Chaplain Bob Ossler wrapped his arms tightly around Baton Rouge residents. They clutched three wooden crosses that hung above a makeshift memorial of flowers and hand-written notes for the officers killed in an ambush over the weekend.
“I didn’t know their names, but I know what they did for a living,” Ossler said. “I know that they wanted to go home to their wives and children, too.”
He gently touched the crosses after their prayer. Ossler has carried them thousands of miles throughout the decades. They’ve been symbols of hope in the darkest times — from Ground Zero after 9/11, to Hurricane Katrina, to Arizona where 19 firefighters were killed.
Last weekend, they were in Dallas. Today, they’re in Baton Rouge.
Ossler, a police chaplain from New Jersey, is on a mission to comfort the inconsolable. And in Baton Rouge, there are many who are seeking answers.
The death of Alton Sterling made a community rise up in anger — another black man had died at the hands of police. A day later, Philando Castile was killed in Minnesota, deepening the wounds. Then, five officers were killed in Dallas, bringing the country to a solemn pause.

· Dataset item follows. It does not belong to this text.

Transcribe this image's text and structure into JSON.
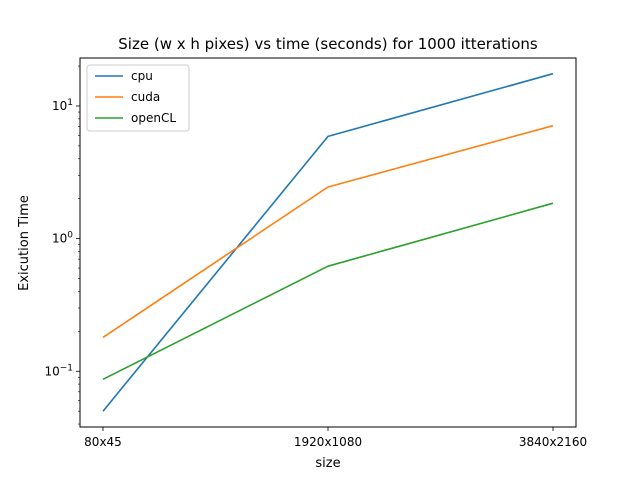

“We are heartbroken for these officers,” said Arthur “Silky Slim” Reed, a Baton Rouge activist. “Where are we headed?”
Two weeks later, three officers were gunned down.
‘We’ve got their back.’
For those in the tight-knit police community, it is a harrowing time. They worry that they’re all seen as villains, targeted by those seeking justice on their own in the worst possible way.
“These are trying times. Please don’t let hate infect your heart. This city MUST and WILL get better,” 32-year-old Montrell Jackson wrote in a Facebook post on July 8.

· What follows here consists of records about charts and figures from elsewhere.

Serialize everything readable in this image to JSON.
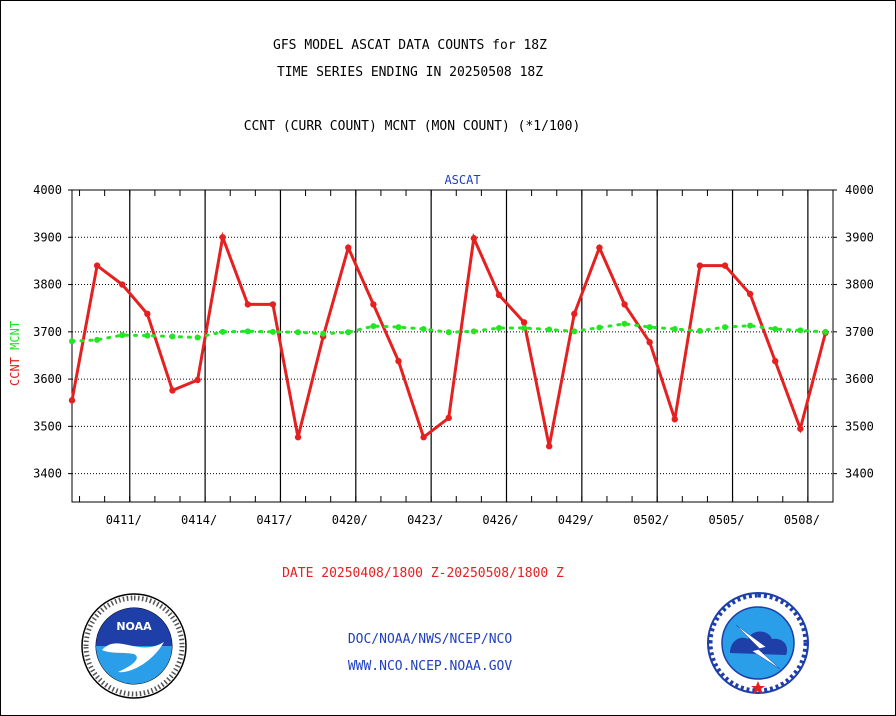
{
  "chart_data": {
    "type": "line",
    "title": "GFS MODEL ASCAT DATA COUNTS for 18Z",
    "subtitle": "TIME SERIES ENDING IN 20250508 18Z",
    "description_line": "CCNT (CURR COUNT) MCNT (MON COUNT) (*1/100)",
    "panel_label": "ASCAT",
    "ylabel_left": {
      "ccnt": "CCNT",
      "mcnt": "MCNT"
    },
    "xlabel": "DATE 20250408/1800 Z-20250508/1800 Z",
    "ylim": [
      3340,
      4000
    ],
    "yticks": [
      3400,
      3500,
      3600,
      3700,
      3800,
      3900,
      4000
    ],
    "xlim": [
      0,
      30.3
    ],
    "x_start": "20250408",
    "xticks": [
      {
        "x": 2.3,
        "label": "0411/"
      },
      {
        "x": 5.3,
        "label": "0414/"
      },
      {
        "x": 8.3,
        "label": "0417/"
      },
      {
        "x": 11.3,
        "label": "0420/"
      },
      {
        "x": 14.3,
        "label": "0423/"
      },
      {
        "x": 17.3,
        "label": "0426/"
      },
      {
        "x": 20.3,
        "label": "0429/"
      },
      {
        "x": 23.3,
        "label": "0502/"
      },
      {
        "x": 26.3,
        "label": "0505/"
      },
      {
        "x": 29.3,
        "label": "0508/"
      }
    ],
    "series": [
      {
        "name": "CCNT",
        "color": "#e52020",
        "style": "solid-markers",
        "x": [
          0,
          1,
          2,
          3,
          4,
          5,
          6,
          7,
          8,
          9,
          10,
          11,
          12,
          13,
          14,
          15,
          16,
          17,
          18,
          19,
          20,
          21,
          22,
          23,
          24,
          25,
          26,
          27,
          28,
          29,
          30
        ],
        "values": [
          3555,
          3840,
          3800,
          3738,
          3576,
          3598,
          3900,
          3758,
          3758,
          3477,
          3690,
          3878,
          3758,
          3638,
          3477,
          3518,
          3898,
          3778,
          3720,
          3458,
          3738,
          3878,
          3758,
          3678,
          3515,
          3840,
          3840,
          3780,
          3638,
          3495,
          3698
        ]
      },
      {
        "name": "MCNT",
        "color": "#22e622",
        "style": "dotted",
        "x": [
          0,
          1,
          2,
          3,
          4,
          5,
          6,
          7,
          8,
          9,
          10,
          11,
          12,
          13,
          14,
          15,
          16,
          17,
          18,
          19,
          20,
          21,
          22,
          23,
          24,
          25,
          26,
          27,
          28,
          29,
          30
        ],
        "values": [
          3680,
          3683,
          3693,
          3692,
          3690,
          3688,
          3700,
          3701,
          3700,
          3699,
          3696,
          3699,
          3712,
          3710,
          3706,
          3699,
          3701,
          3708,
          3708,
          3705,
          3701,
          3709,
          3717,
          3710,
          3706,
          3702,
          3710,
          3713,
          3706,
          3703,
          3700
        ]
      }
    ]
  },
  "footer": {
    "org_path": "DOC/NOAA/NWS/NCEP/NCO",
    "website": "WWW.NCO.NCEP.NOAA.GOV"
  },
  "logos": {
    "noaa": "noaa-logo",
    "nws": "national-weather-service-logo"
  },
  "colors": {
    "ccnt": "#e52020",
    "mcnt": "#22e622",
    "footer_text": "#1f3fc0",
    "panel_label": "#1f3fc0"
  }
}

Jackson offered a promise, as a cop: “I got you.”
He was killed nine days later.
Before tragedy struck Baton Rouge, Ossler was at memorial services for the Dallas officers. He listened, read scripture and lent his shoulder to those who wept.
On Sunday morning, he went to church in Fort Worth, Texas, seeking prayer to lift him up. Then, he heard about Louisiana. It was happening again, and so soon.

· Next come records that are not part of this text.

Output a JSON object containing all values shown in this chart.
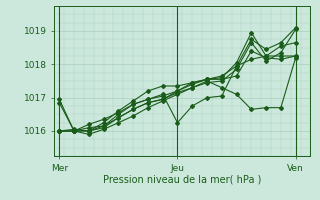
{
  "title": "",
  "xlabel": "Pression niveau de la mer( hPa )",
  "ylabel": "",
  "background_color": "#cce8dc",
  "grid_color": "#aacfbf",
  "line_color": "#1a5c1a",
  "xtick_labels": [
    "Mer",
    "Jeu",
    "Ven"
  ],
  "xtick_positions": [
    0,
    12,
    24
  ],
  "ylim": [
    1015.4,
    1019.5
  ],
  "yticks": [
    1016,
    1017,
    1018,
    1019
  ],
  "xlim": [
    -0.5,
    25.5
  ],
  "lines": [
    [
      0.0,
      1016.85,
      1.5,
      1016.0,
      3.0,
      1016.1,
      4.5,
      1016.15,
      6.0,
      1016.4,
      7.5,
      1016.65,
      9.0,
      1016.85,
      10.5,
      1016.95,
      12.0,
      1017.2,
      13.5,
      1017.45,
      15.0,
      1017.55,
      16.5,
      1017.65,
      18.0,
      1017.95,
      19.5,
      1018.15,
      21.0,
      1018.25,
      22.5,
      1018.25,
      24.0,
      1018.25
    ],
    [
      0.0,
      1016.0,
      1.5,
      1016.0,
      3.0,
      1015.9,
      4.5,
      1016.05,
      6.0,
      1016.25,
      7.5,
      1016.45,
      9.0,
      1016.7,
      10.5,
      1016.9,
      12.0,
      1017.1,
      13.5,
      1017.3,
      15.0,
      1017.5,
      16.5,
      1017.3,
      18.0,
      1017.1,
      19.5,
      1016.65,
      21.0,
      1016.7,
      22.5,
      1016.7,
      24.0,
      1018.2
    ],
    [
      0.0,
      1016.0,
      1.5,
      1016.0,
      3.0,
      1016.0,
      4.5,
      1016.15,
      6.0,
      1016.5,
      7.5,
      1016.8,
      9.0,
      1016.95,
      10.5,
      1017.05,
      12.0,
      1017.2,
      13.5,
      1017.4,
      15.0,
      1017.55,
      16.5,
      1017.55,
      18.0,
      1017.65,
      19.5,
      1018.4,
      21.0,
      1018.2,
      22.5,
      1018.15,
      24.0,
      1018.25
    ],
    [
      0.0,
      1016.0,
      1.5,
      1016.05,
      3.0,
      1016.0,
      4.5,
      1016.1,
      6.0,
      1016.4,
      7.5,
      1016.65,
      9.0,
      1016.85,
      10.5,
      1016.95,
      12.0,
      1017.15,
      13.5,
      1017.3,
      15.0,
      1017.45,
      16.5,
      1017.5,
      18.0,
      1017.85,
      19.5,
      1018.65,
      21.0,
      1018.1,
      22.5,
      1018.35,
      24.0,
      1019.05
    ],
    [
      0.0,
      1016.0,
      1.5,
      1016.0,
      3.0,
      1016.2,
      4.5,
      1016.35,
      6.0,
      1016.55,
      7.5,
      1016.8,
      9.0,
      1016.95,
      10.5,
      1017.1,
      12.0,
      1016.25,
      13.5,
      1016.75,
      15.0,
      1017.0,
      16.5,
      1017.05,
      18.0,
      1017.95,
      19.5,
      1018.75,
      21.0,
      1018.45,
      22.5,
      1018.65,
      24.0,
      1019.1
    ],
    [
      0.0,
      1016.95,
      1.5,
      1016.0,
      3.0,
      1016.0,
      4.5,
      1016.25,
      6.0,
      1016.6,
      7.5,
      1016.9,
      9.0,
      1017.2,
      10.5,
      1017.35,
      12.0,
      1017.35,
      13.5,
      1017.45,
      15.0,
      1017.55,
      16.5,
      1017.6,
      18.0,
      1018.05,
      19.5,
      1018.95,
      21.0,
      1018.25,
      22.5,
      1018.55,
      24.0,
      1018.65
    ]
  ]
}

Hours later, Ossler was in Baton Rouge. He was in a store at the checkout register when he spotted several officers and asked if he could pray with them. They went outside and bowed their heads.
“I said, ‘Guys, keep your eyes open,’ because they are warriors, they have to be alert,” Ossler said.
As the officers choked back tears during the prayer, Ossler could feel their fear.
“I could see they were struggling,” he said.
The reality of this moment is tragic — not just because of the shooting, but because this scene has played out more times than Osser can count.
“They didn’t say ‘Oh there’s a guy with a gun, Let’s let someone else take the call,” Ossler said of the officers killed in Baton Rouge. “They came. And for that, they died.”
Almost an hour north of Baton Rouge on Monday night, officers proudly donning their uniforms gathered for a vigil. Family members wore T-shirts with phrases like “I support the blue” and “My daddy’s life matters.”
They lit candles, played Taps and proudly sang “God Bless America.” Flags at half-staff waved peacefully in the background.
Brian Martin, who put together the vigil, left law enforcement after serving for 12 years. He’s now a teacher. Monday night, he said, was to show officers that there are many people “for them, not against them.”
“We do love them,” Martin said. “We’re going to pray for them. And we’ve got their back.”
Are you there God? It’s me, America.
Every time Ossler brings a cross to a new city, he often has a flashback. He can’t help but remember the heartbreak he felt at Ground Zero, where he used his pathology degree to help identify remains.
“It’s a painful memory. It’s changed my life severely,” he tells CNN as he looks at the makeshift memorial for the Baton Rouge officers. “It took a piece of my heart.”
So he tries to pay it forward.
“These people work hard every day and they need the love, they do. They don’t go out and say, ‘Here I am. I am a hero, come help me, come talk to me,'” Ossler said, referring to officers around the country. “They do their job. They don’t get paid great — sometimes it’s thankless.”
But that’s not what officers want people to know. Despite the divisive rhetoric rippling throughout the nation right now, Ossler said the cops he has spoken to want to tell America one thing: They’ve got its back.
But many people in Baton Rouge don’t feel that support. The relationship between the city’s black community and its police force has been a tense one.
“The African American community is tired,” Abdullah Muflahi, the food market owner who witnessed Sterling’s death, told CNN. “[The police] come into our homes. They disrespect us… We’re tired of being treated like this.”
Ossler knows many people are struggling with questions that are seemingly impossible to answer.
Why would God do such a thing?
He admits that even he has shaken his fist in the air many times to that very question. All he knows is what he can do. As Ossler searches for those healing words, he stops speaking and his gaze drifting to a woman who walked up to the memorial.
He walks over, wraps his arms around her and bows his head for a moment. She lets out a sigh of relief and walks away.